La duchesse s’écria :

– Vous ne pouvez vous imaginer, mon ami, combien je suis heureuse de vous entendre parler ainsi.

Gravement, Castel-Rajac reprit :

– J’ai juré de défendre et, au besoin, de sauver Henry, je tiendrai mon serment jusqu’au bout.

– Allez, mon ami, encouragea la duchesse, car je devine que vous avez grande hâte d’entrer en campagne.

– Certes !

– Un mot, cependant.

– Je vous en prie.

– Faites que la reine n’apprenne pas la disparition d’Henry, car elle ne serait pas assez forte pour cacher sa douleur, et les manifestations auxquelles elle se livrerait ne pourraient que compromettre définitivement celui que nous voulons arracher à ses geôliers.

– Comptez sur moi, affirma Gaëtan.
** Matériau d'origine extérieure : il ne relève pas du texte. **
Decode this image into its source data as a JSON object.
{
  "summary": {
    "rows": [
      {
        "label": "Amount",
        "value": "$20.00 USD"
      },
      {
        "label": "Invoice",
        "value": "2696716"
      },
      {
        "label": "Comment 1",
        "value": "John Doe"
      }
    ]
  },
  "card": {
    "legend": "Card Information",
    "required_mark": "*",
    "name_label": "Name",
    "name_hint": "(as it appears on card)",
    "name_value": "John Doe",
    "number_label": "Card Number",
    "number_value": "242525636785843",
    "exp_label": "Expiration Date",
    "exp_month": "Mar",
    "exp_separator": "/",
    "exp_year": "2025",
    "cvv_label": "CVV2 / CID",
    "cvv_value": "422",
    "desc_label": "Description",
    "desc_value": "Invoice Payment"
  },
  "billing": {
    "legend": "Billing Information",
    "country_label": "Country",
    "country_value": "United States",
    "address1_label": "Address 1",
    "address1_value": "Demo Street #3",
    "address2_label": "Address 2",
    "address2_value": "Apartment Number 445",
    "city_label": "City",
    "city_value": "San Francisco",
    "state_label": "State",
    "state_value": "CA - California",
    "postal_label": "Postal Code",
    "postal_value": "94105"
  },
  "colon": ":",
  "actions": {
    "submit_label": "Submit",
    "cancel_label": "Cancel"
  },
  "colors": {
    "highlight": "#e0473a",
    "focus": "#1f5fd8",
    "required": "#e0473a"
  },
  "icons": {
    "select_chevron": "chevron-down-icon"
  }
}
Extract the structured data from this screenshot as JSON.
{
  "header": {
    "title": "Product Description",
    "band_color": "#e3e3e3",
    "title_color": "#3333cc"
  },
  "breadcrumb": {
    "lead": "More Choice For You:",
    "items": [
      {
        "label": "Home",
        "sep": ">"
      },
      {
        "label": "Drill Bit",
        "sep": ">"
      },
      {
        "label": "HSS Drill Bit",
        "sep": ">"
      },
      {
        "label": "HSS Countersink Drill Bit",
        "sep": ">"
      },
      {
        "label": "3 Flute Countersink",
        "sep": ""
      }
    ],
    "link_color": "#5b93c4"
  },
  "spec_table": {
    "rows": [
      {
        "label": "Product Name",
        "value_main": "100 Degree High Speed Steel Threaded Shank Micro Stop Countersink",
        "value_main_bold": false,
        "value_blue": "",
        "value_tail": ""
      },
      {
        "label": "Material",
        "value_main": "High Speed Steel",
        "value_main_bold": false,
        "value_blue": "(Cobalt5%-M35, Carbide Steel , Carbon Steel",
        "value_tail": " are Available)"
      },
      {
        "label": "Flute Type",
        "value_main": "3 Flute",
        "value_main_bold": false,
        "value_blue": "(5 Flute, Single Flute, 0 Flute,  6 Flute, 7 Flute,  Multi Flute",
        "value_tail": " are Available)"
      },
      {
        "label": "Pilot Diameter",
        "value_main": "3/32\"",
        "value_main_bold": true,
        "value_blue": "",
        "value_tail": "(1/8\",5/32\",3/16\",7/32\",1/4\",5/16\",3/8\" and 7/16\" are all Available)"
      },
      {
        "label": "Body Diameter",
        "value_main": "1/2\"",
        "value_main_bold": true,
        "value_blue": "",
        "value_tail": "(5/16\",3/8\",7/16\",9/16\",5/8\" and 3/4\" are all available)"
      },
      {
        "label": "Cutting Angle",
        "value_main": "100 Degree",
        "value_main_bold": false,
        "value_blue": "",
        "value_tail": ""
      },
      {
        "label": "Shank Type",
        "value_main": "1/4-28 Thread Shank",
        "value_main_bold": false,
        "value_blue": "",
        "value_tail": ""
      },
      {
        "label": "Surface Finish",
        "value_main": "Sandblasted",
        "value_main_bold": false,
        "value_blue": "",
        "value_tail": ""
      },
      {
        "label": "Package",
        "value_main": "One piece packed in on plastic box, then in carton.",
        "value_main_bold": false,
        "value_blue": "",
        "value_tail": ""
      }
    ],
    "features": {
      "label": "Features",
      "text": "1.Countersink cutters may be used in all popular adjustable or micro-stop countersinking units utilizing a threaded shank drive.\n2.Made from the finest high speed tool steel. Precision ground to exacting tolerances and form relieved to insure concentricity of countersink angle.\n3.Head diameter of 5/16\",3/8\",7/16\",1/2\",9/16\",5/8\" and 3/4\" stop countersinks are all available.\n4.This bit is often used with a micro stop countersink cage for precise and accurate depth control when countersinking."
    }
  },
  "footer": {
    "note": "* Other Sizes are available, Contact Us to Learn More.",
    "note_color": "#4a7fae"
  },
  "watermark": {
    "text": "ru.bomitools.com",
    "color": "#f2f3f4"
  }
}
J’espère bien, d’ici peu, vous apporter la bonne nouvelle.

Et, après avoir serré tendrement son amie dans ses bras, il partit, tout son être tendu vers la délivrance de celui auquel il avait donné toute son âme.

Le généreux Gascon allait, cette fois, se heurter contre le néant.

M. de Durbec était introuvable.

Discrètement, Castel-Rajac s’informa de lui. On lui répondit qu’il avait été chargé d’une mission auprès du roi de Perse…

Et ce ne fut qu’au bout d’une longue année qu’il reparut à la Cour.

Deux soirs après, dans le grand parc qui s’étendait alors autour du château de Saint-Germain, le chevalier de Durbec, qui venait d’avoir un long entretien avec Colbert, se promenait pensivement dans une allée lorsque, tout à coup, il fut abordé par un individu, vêtu en laquais.

Sans prononcer une parole, l’individu présenta à M. de Durbec un bijou vulgaire, sorte de broche en argent, en forme d’éventail, attachée au bout d’une chaînette de métal.

M. de Durbec, tout en demeurant impassible, dit à mi-voix, afin de ne pas être entendu des quelques seigneurs qui se promenaient aux alentours :

– Suivez-moi à une distance de vingt pas, jusqu’à ce que je m’arrête. Alors, seulement, vous me rejoindrez.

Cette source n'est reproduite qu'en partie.